O coração na boca quase o afogara impedindo o próximo gole do tinto recém aberto, servira mais uma taça e acendera outro cigarro, pensa o pobre diabo: por que ela voltou? Por que esse oi? Não sabe o que responder.

Pensa em escrever. Mas ela o verá digitando… desiste e resolve pensar no que responder.

A luz da rua reluz a tela trincada que reflete num olhar estilhaçado. Olha fixamente o aparelho, passa a mão no cabelo, respiração ofegante. Enche a taça, em uma golada a seca, acende mais um cigarro. Desbloqueia, começa a digitar, apaga, joga-o sobre a cama, vira para janela e cospe a fumaça aos ares da metrópole iluminada e dormente ao silêncio da madrugada, ao longe apenas vê e ouve o som que se propaga de alguns borrachos em algazarra. Põe-se a pensar em quantas vezes fora ele a acordar as madrugadas por ela que agora voltara do limbo para perturbar a prova daquele chileno comprado com tanto martírio, entre todos os prazeres perdidos, a bebida de Bacco era a única que restara e por ela muitas vezes trocara o jantar.
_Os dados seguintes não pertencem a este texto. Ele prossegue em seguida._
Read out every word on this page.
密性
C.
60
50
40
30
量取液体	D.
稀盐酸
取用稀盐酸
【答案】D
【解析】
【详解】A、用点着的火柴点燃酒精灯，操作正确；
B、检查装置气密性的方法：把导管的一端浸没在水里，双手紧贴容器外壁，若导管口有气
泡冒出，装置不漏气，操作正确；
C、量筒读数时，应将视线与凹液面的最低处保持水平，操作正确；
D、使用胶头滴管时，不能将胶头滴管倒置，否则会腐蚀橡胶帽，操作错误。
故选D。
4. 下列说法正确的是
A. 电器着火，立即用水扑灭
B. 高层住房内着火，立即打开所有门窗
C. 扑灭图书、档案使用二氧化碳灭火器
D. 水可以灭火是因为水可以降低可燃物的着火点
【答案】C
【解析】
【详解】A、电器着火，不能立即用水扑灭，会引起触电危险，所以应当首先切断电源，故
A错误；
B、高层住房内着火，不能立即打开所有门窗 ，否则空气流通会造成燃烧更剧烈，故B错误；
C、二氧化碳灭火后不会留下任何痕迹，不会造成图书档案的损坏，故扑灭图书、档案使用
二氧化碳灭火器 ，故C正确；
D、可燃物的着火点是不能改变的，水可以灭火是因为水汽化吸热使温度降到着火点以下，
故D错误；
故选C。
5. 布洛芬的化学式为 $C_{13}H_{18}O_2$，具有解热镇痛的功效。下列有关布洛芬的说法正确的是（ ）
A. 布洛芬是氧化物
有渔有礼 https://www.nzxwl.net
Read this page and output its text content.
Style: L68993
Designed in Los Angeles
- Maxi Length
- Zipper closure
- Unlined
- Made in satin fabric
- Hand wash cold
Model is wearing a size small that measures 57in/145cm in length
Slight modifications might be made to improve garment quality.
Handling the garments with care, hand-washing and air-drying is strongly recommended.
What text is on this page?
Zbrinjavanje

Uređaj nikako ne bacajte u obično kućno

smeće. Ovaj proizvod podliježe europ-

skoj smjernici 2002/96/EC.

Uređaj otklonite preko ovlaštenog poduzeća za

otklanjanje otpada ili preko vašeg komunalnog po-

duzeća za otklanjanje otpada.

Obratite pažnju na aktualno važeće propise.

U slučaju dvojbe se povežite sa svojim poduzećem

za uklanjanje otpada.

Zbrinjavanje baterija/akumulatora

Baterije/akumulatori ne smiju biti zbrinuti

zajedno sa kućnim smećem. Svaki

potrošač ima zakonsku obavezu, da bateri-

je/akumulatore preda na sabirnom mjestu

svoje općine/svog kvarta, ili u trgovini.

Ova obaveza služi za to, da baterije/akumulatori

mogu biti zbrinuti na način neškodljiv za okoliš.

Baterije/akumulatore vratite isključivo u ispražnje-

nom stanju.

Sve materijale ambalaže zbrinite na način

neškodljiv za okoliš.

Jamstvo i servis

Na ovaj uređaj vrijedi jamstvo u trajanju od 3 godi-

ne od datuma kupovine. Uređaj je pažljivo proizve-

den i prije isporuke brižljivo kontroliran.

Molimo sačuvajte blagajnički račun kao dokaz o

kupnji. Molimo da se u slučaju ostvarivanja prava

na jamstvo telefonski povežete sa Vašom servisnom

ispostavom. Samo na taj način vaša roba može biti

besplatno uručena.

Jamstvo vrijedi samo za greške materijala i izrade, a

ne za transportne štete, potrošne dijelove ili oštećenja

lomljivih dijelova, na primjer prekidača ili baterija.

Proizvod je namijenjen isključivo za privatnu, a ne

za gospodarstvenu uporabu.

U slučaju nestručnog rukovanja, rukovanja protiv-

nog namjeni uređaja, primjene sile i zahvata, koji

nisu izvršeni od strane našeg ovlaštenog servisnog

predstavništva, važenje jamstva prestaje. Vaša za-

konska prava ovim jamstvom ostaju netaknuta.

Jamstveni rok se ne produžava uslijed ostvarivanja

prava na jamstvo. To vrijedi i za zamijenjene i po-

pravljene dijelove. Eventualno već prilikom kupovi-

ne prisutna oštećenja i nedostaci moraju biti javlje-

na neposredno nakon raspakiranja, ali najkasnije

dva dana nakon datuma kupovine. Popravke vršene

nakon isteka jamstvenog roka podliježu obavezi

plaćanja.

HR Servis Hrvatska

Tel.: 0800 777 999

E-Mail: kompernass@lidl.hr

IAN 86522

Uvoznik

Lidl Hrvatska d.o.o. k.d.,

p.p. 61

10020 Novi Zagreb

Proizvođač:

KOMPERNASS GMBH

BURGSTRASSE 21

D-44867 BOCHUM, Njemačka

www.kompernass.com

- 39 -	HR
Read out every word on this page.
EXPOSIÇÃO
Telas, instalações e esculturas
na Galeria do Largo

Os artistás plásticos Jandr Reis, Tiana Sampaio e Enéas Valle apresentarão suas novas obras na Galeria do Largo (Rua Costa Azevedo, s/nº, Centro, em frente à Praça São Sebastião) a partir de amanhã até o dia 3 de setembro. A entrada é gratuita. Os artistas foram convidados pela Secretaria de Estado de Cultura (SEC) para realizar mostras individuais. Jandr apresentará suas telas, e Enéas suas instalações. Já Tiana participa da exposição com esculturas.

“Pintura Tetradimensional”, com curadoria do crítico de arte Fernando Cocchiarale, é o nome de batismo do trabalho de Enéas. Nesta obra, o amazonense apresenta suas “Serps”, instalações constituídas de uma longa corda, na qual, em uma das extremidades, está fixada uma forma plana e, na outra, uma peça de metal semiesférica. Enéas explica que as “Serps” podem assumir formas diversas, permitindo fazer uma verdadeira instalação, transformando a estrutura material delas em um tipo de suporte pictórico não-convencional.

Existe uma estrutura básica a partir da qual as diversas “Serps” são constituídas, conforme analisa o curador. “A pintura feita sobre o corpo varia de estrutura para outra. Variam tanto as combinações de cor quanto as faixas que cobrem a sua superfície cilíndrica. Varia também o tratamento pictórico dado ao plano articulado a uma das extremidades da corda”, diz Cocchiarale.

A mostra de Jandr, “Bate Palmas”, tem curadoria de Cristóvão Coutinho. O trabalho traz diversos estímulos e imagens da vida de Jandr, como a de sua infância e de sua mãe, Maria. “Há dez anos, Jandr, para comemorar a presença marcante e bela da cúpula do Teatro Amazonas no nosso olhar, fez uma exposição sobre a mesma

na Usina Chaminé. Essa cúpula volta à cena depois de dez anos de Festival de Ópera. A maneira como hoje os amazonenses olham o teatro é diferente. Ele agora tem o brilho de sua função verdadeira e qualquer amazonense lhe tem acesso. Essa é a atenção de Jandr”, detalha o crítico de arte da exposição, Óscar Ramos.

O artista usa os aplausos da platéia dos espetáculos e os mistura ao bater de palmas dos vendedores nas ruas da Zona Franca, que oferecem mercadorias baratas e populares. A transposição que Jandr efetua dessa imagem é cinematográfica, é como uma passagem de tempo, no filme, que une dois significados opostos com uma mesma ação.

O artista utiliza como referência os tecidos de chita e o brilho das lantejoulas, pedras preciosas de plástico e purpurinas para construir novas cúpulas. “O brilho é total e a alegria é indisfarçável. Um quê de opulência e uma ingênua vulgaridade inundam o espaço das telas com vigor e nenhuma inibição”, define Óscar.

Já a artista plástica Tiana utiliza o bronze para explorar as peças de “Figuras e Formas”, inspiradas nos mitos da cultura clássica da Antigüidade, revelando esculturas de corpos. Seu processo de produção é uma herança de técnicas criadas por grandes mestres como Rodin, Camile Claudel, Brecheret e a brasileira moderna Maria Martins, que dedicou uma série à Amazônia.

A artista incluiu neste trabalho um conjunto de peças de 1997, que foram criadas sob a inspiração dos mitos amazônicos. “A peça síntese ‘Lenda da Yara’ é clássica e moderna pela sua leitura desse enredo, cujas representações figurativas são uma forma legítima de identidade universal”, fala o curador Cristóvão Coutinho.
Por que voltara ela para destruir seu ritual sagrado de vinhos, tangos e cigarros?

– Por que volta, essa diaba? – questionava-se.

Pegou novamente o celular, desbloqueou, lá estava ela, com aquela cara deslavada dando “oi”, aquela cara de puta e de anjo, aquela boca que ele já nem mais lembrara que mordia a sua com lascívia, que passava aquela língua entre seus lábios e a gengiva e sorria, que com aquela maldita boca sugava sua língua e não apenas a língua, ao lembrar-se disso, sorriu, enfim, já não mais lembrava disso tudo. Vibra o celular, ela de novo: “Jorginho, não acredito que não vais falar comigo”. Jorginho, pensara ele, Jorginho é golpe baixo, apenas ela chamava-o assim, lembra das tantas e tantas vezes que quando queria algo chamara-o assim. E, das vezes que gritara: “Jorginho, seu ordinário, fode tua puta”.

Puta, puta sim, vagabunda que fugira com o Augusto, seu amigo de infância. Lembra disso tudo e começa a digitar como um louco, digita tudo aquilo que esteve trancando no peito, põe a boca na ponta dos dedos e grita. Xingando diz quanto achava ela uma puta pilantra que o trocara por um diabo qualquer, escreveu, mas não teve coragem de enviar, deletou. Jogou o celular na cama, sem saber o que fazer, já bebia na garrafa e acendia um cigarro no outro.

Mais um cigarro e mais um trago, digitou: ”Nunca te esqueci, que bom lembrastes desse pobre diabo que sempre te amou e nunca te esqueceu” –  enviou.

Apenas um traço ficou, ela não lera, nem recebera.

Um trago, outro cigarro e o maldito traço continuava lá, solitário, tão eremítico como ele naquele maldito apartamento desde que ela se foi.

Outro trago, mais um crivo, ébrio não notara que sumira da tela espatifada aquele rosto de puta e anjo, julietesco e capitunesco. Sumiram os olhos verdes, a boca carnuda, dando lugar a um avatar cinzento como seus sentimentos. Fora bloqueado. Percebeu.

Uma lágrima escorreu pelo rosto envelhecido, desaguando na barba grisalha. Uma rajada de vento bruscamente entrou pela janela esparramando aquela lágrima que teimava em descer. Em um movimento rude, ele a secou. Buscou outro cigarro, não encontrou, amassou a carteira vazia e jogou junto a garrafa de carmenére, que também jazia ao canto da sala.

Olhou a janela, aproximou-se, lá embaixo os mesmos bêbados continuavam o banzé. Uma senhora fumava um cigarro na janela. Em outra janela o vulto de uma tórrida noite de amor. Voltou os olhos ao apartamento vadio. Ébrio do desamor, solitário embarcou no elevador, ao cruzar na portaria com a voz pastosa que carregam os bêbados gritou ao porteiro:

– Valdir, hoje farei valer os livros que li.

Deixando o porteiro, que apenas sorria e acenava com a cabeça, sem nada entender.

E assim, naquela noite, embriagado de Bukowski e Neruda, ganhou na lábia as piores putas do mais baixo meretrício e esqueceu por mais uma noite a maldita Carolina.